Biden Says Pandemic Is Over, Angering Some Experts
Health Care

Biden Says Pandemic Is Over, Angering Some Experts

Bryan Olin Dozier

President Joe Biden says that the Covid-19 pandemic is “over” — a declaration that is prompting some pushback from public health experts and could further complicate his administration’s months-long effort to secure billions of dollars in additional pandemic funding.

What Biden said: In an interview that was recorded last week and aired Sunday night, Biden strolled through the Detroit Auto Show with Scott Pelley of CBS’s “60 Minutes,” who asked whether the pandemic is over.

“The pandemic is over,” Biden replied. “We still have a problem with Covid. We're still doing a lot of work on it. It's -- but the pandemic is over.”

What his administration says: Those comments reportedly surprised some administration officials and come less than two weeks after the White House’s own Covid-19 response coordinator told reporters that “the pandemic isn’t over” as he laid out plans for a fall campaign to have Americans get updated vaccines and discussed annual shots going forward.

“We will remain vigilant, and of course, we continue to look for and prepare for unforeseen twists and turns,” Dr. Ashish Jha said at a press briefing on September 6. “But this week marks an important shift in our fight against the virus. It marks our ability to make COVID vaccines a more routine part of our lives as we continue to drive down serious illness and deaths and protect Americans heading into the fall and winter.”

A Biden administration said that the president’s comments do not represent a change in policy and that there are no plans to lift the public health emergency in place since January 2020, CNN’s Betsy Klein reports. HHS Secretary Xavier Becerra told Yahoo Finance that Biden is correct and was reflecting what many Americans feel, adding that vaccines are still needed.

What the numbers say: The seven-day average of new cases has fallen by nearly 30% over the past two weeks, dropping to the lowest level since early May, according to data from The New York Times — yet there are still nearly 62,000 new cases being reported daily, and that official number massively undercounts the true number of new infections because it does not include people who are testing at home.
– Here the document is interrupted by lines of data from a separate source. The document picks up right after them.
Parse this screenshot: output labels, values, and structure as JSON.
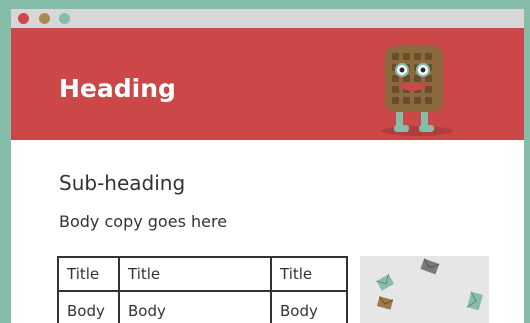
{
  "window": {
    "controls": [
      "close",
      "minimize",
      "maximize"
    ]
  },
  "hero": {
    "heading": "Heading",
    "background_color": "#cb4748",
    "mascot_icon": "waffle-character-icon"
  },
  "content": {
    "subheading": "Sub-heading",
    "body_copy": "Body copy goes here"
  },
  "table": {
    "headers": [
      "Title",
      "Title",
      "Title"
    ],
    "rows": [
      [
        "Body",
        "Body",
        "Body"
      ]
    ]
  },
  "image": {
    "icon": "flying-envelopes-illustration"
  },
  "colors": {
    "page_background": "#86bda8",
    "titlebar": "#d7d7d7",
    "close_dot": "#cf4749",
    "minimize_dot": "#a98a55",
    "maximize_dot": "#86bda8"
  }
}
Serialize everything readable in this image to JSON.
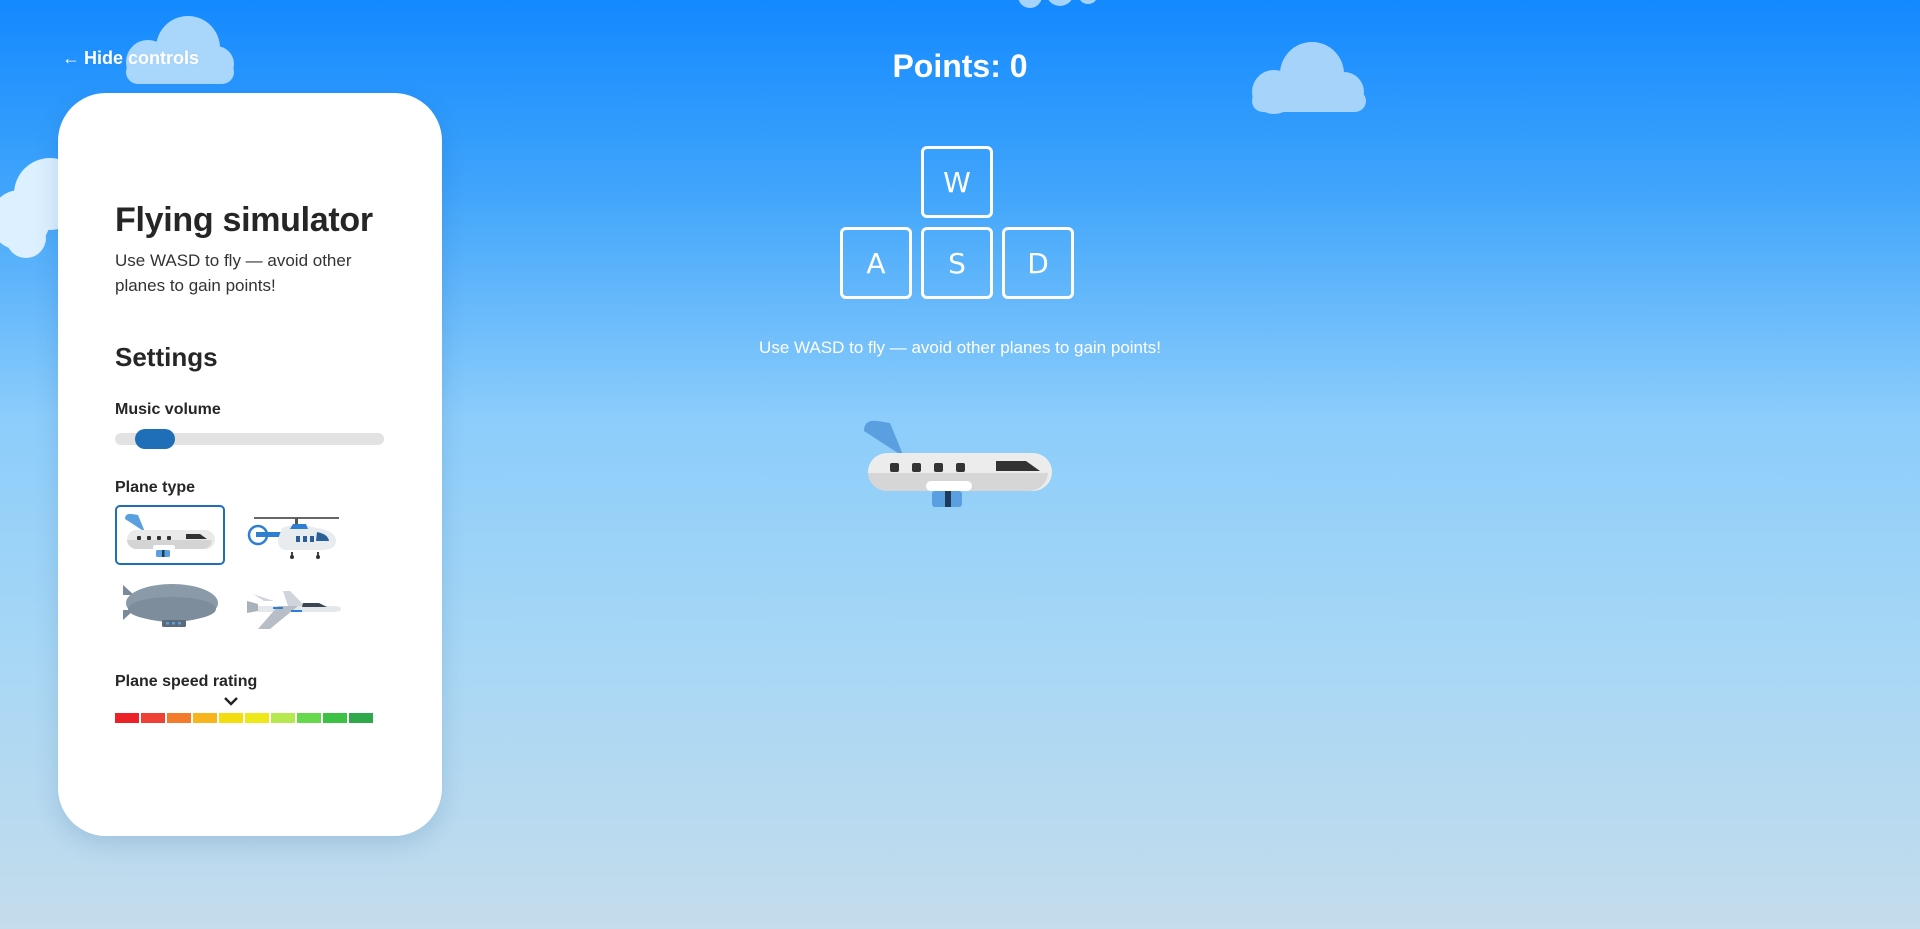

More than 450 people are still dying from Covid-19 each day, or about 3,000 people a week.

What public health experts say: Biden apparently impromptu comments raised some alarms among public health experts.

“Wish this was true,” tweeted Dr. Eric Topol of the Scripps Research Translational Institute. “What's over is @POTUS’s and our government's will to get ahead of it, with magical thinking on the new bivalent boosters.” And Dr. Kavita Patel wrote: “There is a fine line between injecting a sense of optimism/hope and telling people the truth that with 400-500 deaths/day plus a very unpredictable winter ahead it’s far from over.”
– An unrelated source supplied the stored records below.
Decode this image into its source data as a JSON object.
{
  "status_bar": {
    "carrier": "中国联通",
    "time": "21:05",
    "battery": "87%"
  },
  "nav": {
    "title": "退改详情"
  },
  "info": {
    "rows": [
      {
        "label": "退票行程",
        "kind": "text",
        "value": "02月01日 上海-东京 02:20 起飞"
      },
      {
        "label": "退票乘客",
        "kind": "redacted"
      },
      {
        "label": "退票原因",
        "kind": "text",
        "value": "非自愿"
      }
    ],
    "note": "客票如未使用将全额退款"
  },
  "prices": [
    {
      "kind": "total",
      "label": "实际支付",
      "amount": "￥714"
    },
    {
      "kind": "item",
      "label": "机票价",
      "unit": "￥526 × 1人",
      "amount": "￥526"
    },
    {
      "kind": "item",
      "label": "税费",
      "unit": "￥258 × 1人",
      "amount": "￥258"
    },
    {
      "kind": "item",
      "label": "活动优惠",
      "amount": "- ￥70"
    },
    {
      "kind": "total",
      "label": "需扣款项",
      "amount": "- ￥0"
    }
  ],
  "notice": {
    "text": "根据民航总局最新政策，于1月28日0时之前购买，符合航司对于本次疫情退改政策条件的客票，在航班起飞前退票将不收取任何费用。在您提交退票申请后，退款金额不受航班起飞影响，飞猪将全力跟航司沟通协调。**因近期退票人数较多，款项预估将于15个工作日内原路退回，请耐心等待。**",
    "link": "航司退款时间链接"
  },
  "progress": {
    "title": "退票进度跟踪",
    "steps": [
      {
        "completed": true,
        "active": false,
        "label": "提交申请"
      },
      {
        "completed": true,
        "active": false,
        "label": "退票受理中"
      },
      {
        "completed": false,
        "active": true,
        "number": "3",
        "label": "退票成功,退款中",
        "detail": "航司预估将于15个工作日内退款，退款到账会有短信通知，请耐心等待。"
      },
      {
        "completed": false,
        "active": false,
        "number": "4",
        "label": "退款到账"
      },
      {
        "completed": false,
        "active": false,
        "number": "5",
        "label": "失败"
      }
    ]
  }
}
Why it matters: Besides the public health implications of Biden’s comments, which could be significant, the White House this month also requested another $22.4 billion in funding for Covid-19 testing, research and preparation — money it said is “vital to our ability to protect and build on the progress we’ve made.” Republicans have opposed any additional Covid-19 funding, arguing that the administration should find the money it needs from previously authorized spending.

“Republicans on Sunday night raised questions about why the administration would renew its ongoing public health emergency if the pandemic is over,” The Washington Post’s Dan Diamond reports, noting that as many as 15.8 million Americans could lose Medicaid coverage once the emergency ends, according to estimates from the Urban Institute.

While new Covid-19 funding reportedly is unlikely to make it into the stopgap spending bill Congress needs to take up before the end of the month, the president’s comments could also make it harder to secure additional money down the line. “The administration is currently taking some steps to move pieces of the pandemic response toward the commercial market, efforts that are likely to be accelerated in the absence of federal funding,” CNN notes.

The bottom line: Go get your Covid boosters.